Because the law is well written and only allows you to ban harmless things? That's like death penalty. If you kill criminal, why wouldn't you kill political opponents? The answer is that you can't because it isn't allowed. Why is it possible to draw a line for the harmless use of the justice system and not for the harmless use of small censorship?
Just like the justice system has been used for repression a lot. Or the army. Russia used poisoned tea to kill political opponent, so is drinking tea a first step toward political assassination? The only thing that could convince me completely is a proof that the censorship as it exists is already dangerous. There are other restrictions on freedom of speech (eg you cannot publish classified material). Is forbidding the word "nigger" really more dangerous than allowing the government to keep secrets that no one is allowed to tell?

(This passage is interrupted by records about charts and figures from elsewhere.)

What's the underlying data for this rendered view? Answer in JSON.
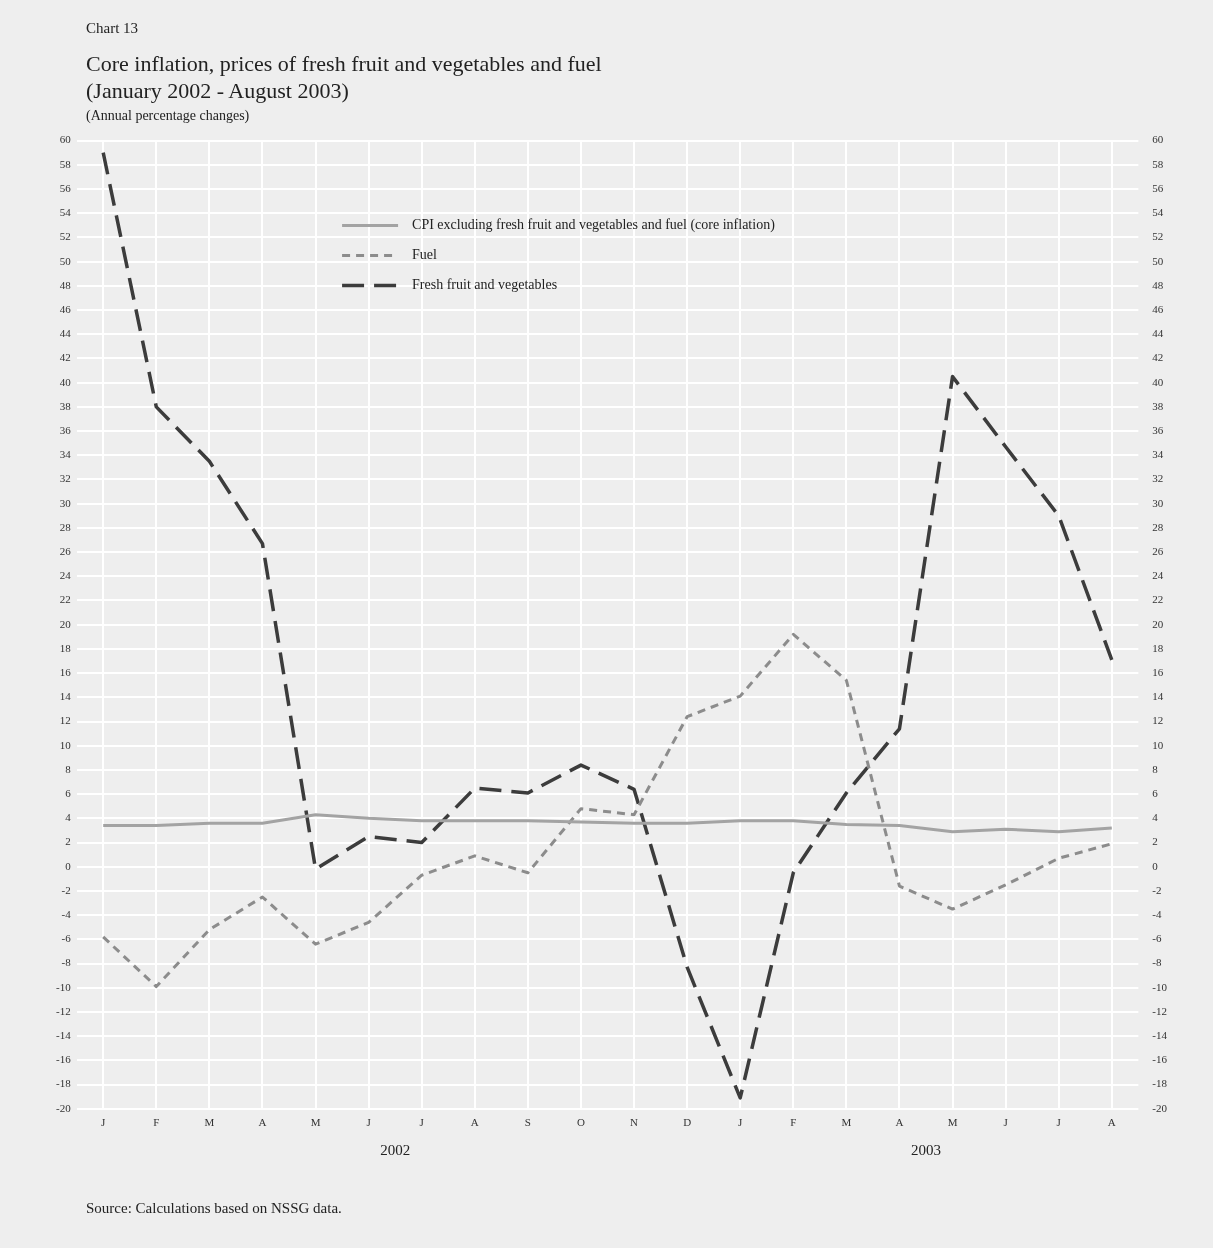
{
  "chart_data": {
    "type": "line",
    "title": "Core inflation, prices of fresh fruit and vegetables and fuel\n(January 2002 - August 2003)",
    "subtitle": "(Annual percentage changes)",
    "annotations": [
      "Chart 13",
      "2002",
      "2003",
      "Source: Calculations based on NSSG data."
    ],
    "categories": [
      "J",
      "F",
      "M",
      "A",
      "M",
      "J",
      "J",
      "A",
      "S",
      "O",
      "N",
      "D",
      "J",
      "F",
      "M",
      "A",
      "M",
      "J",
      "J",
      "A"
    ],
    "series": [
      {
        "name": "CPI excluding fresh fruit and vegetables and fuel (core inflation)",
        "color": "#a3a3a3",
        "line_style": "solid",
        "values": [
          3.4,
          3.4,
          3.6,
          3.6,
          4.3,
          4.0,
          3.8,
          3.8,
          3.8,
          3.7,
          3.6,
          3.6,
          3.8,
          3.8,
          3.5,
          3.4,
          2.9,
          3.1,
          2.9,
          3.2
        ]
      },
      {
        "name": "Fuel",
        "color": "#8c8c8c",
        "line_style": "dotted",
        "values": [
          -5.8,
          -9.9,
          -5.2,
          -2.5,
          -6.4,
          -4.6,
          -0.7,
          0.9,
          -0.5,
          4.8,
          4.3,
          12.4,
          14.1,
          19.2,
          15.4,
          -1.6,
          -3.5,
          -1.5,
          0.7,
          1.9
        ]
      },
      {
        "name": "Fresh fruit and vegetables",
        "color": "#3c3c3c",
        "line_style": "dashed",
        "values": [
          59.0,
          38.0,
          33.5,
          26.7,
          -0.2,
          2.5,
          2.0,
          6.5,
          6.1,
          8.4,
          6.4,
          -8.3,
          -19.1,
          -0.5,
          6.1,
          11.4,
          40.5,
          34.7,
          29.0,
          17.1
        ]
      }
    ],
    "ylim": [
      -20,
      60
    ],
    "yticks": [
      -20,
      -18,
      -16,
      -14,
      -12,
      -10,
      -8,
      -6,
      -4,
      -2,
      0,
      2,
      4,
      6,
      8,
      10,
      12,
      14,
      16,
      18,
      20,
      22,
      24,
      26,
      28,
      30,
      32,
      34,
      36,
      38,
      40,
      42,
      44,
      46,
      48,
      50,
      52,
      54,
      56,
      58,
      60
    ],
    "y2lim": [
      -20,
      60
    ],
    "y2ticks": [
      -20,
      -18,
      -16,
      -14,
      -12,
      -10,
      -8,
      -6,
      -4,
      -2,
      0,
      2,
      4,
      6,
      8,
      10,
      12,
      14,
      16,
      18,
      20,
      22,
      24,
      26,
      28,
      30,
      32,
      34,
      36,
      38,
      40,
      42,
      44,
      46,
      48,
      50,
      52,
      54,
      56,
      58,
      60
    ],
    "grid": true,
    "legend": "top",
    "marker": "none"
  }
}
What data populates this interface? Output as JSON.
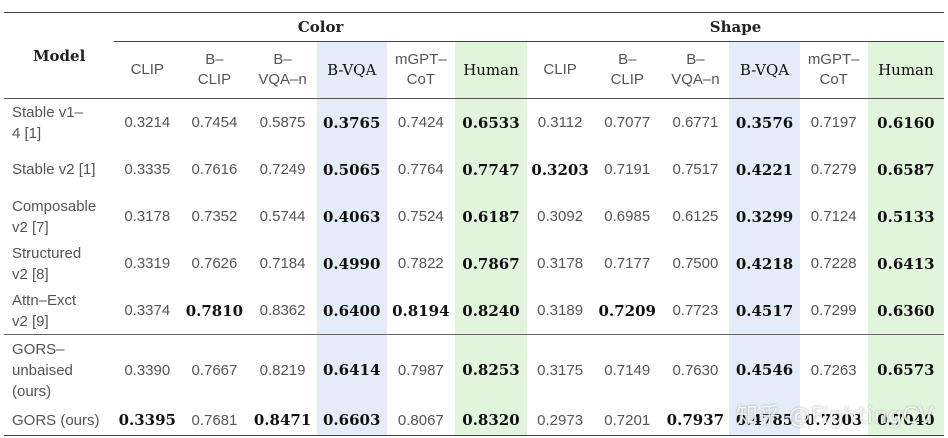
{
  "table": {
    "model_header": "Model",
    "groups": [
      {
        "label": "Color"
      },
      {
        "label": "Shape"
      }
    ],
    "columns": [
      [
        "CLIP",
        "B–\nCLIP",
        "B–\nVQA–n",
        "B-VQA",
        "mGPT–\nCoT",
        "Human"
      ],
      [
        "CLIP",
        "B–\nCLIP",
        "B–\nVQA–n",
        "B-VQA",
        "mGPT–\nCoT",
        "Human"
      ]
    ],
    "rows": [
      {
        "model": "Stable v1–\n4 [1]",
        "values": [
          "0.3214",
          "0.7454",
          "0.5875",
          "0.3765",
          "0.7424",
          "0.6533",
          "0.3112",
          "0.7077",
          "0.6771",
          "0.3576",
          "0.7197",
          "0.6160"
        ],
        "bold": [
          3,
          5,
          9,
          11
        ]
      },
      {
        "model": "Stable v2 [1]",
        "values": [
          "0.3335",
          "0.7616",
          "0.7249",
          "0.5065",
          "0.7764",
          "0.7747",
          "0.3203",
          "0.7191",
          "0.7517",
          "0.4221",
          "0.7279",
          "0.6587"
        ],
        "bold": [
          3,
          5,
          6,
          9,
          11
        ]
      },
      {
        "model": "Composable\nv2 [7]",
        "values": [
          "0.3178",
          "0.7352",
          "0.5744",
          "0.4063",
          "0.7524",
          "0.6187",
          "0.3092",
          "0.6985",
          "0.6125",
          "0.3299",
          "0.7124",
          "0.5133"
        ],
        "bold": [
          3,
          5,
          9,
          11
        ]
      },
      {
        "model": "Structured\nv2 [8]",
        "values": [
          "0.3319",
          "0.7626",
          "0.7184",
          "0.4990",
          "0.7822",
          "0.7867",
          "0.3178",
          "0.7177",
          "0.7500",
          "0.4218",
          "0.7228",
          "0.6413"
        ],
        "bold": [
          3,
          5,
          9,
          11
        ]
      },
      {
        "model": "Attn–Exct\nv2 [9]",
        "values": [
          "0.3374",
          "0.7810",
          "0.8362",
          "0.6400",
          "0.8194",
          "0.8240",
          "0.3189",
          "0.7209",
          "0.7723",
          "0.4517",
          "0.7299",
          "0.6360"
        ],
        "bold": [
          1,
          3,
          4,
          5,
          7,
          9,
          11
        ]
      },
      {
        "model": "GORS–\nunbaised\n(ours)",
        "values": [
          "0.3390",
          "0.7667",
          "0.8219",
          "0.6414",
          "0.7987",
          "0.8253",
          "0.3175",
          "0.7149",
          "0.7630",
          "0.4546",
          "0.7263",
          "0.6573"
        ],
        "bold": [
          3,
          5,
          9,
          11
        ]
      },
      {
        "model": "GORS (ours)",
        "values": [
          "0.3395",
          "0.7681",
          "0.8471",
          "0.6603",
          "0.8067",
          "0.8320",
          "0.2973",
          "0.7201",
          "0.7937",
          "0.4785",
          "0.7303",
          "0.7040"
        ],
        "bold": [
          0,
          2,
          3,
          5,
          8,
          9,
          10,
          11
        ]
      }
    ]
  },
  "watermark": "知乎 @FightingCV",
  "colors": {
    "bvqa_highlight": "#e3ecf8",
    "human_highlight": "#e1f5dc"
  }
}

You are right, I claimed more than I intended. I would say that basic word-based reddit censorship, like censoring the word "nigger" or even the so-called (((echo))) has not really harmed the debate, even if it gives place to ridiculous cases like on /r/themotte.
There are other cases where reddit censorship is worse than that, like website-level rules against "transphobia". Those rules are very bad in my opinion, however they are nothing close to the Russian system of censorship. It is still possible to express opinion against transgender identity in most western countries, mainly because people can speak somewhere else.
You do know why we have to post on a separate website, and not the subreddit? Precisely because the slippery slope is real and comments merely explaining meaning atract attention of the AEO.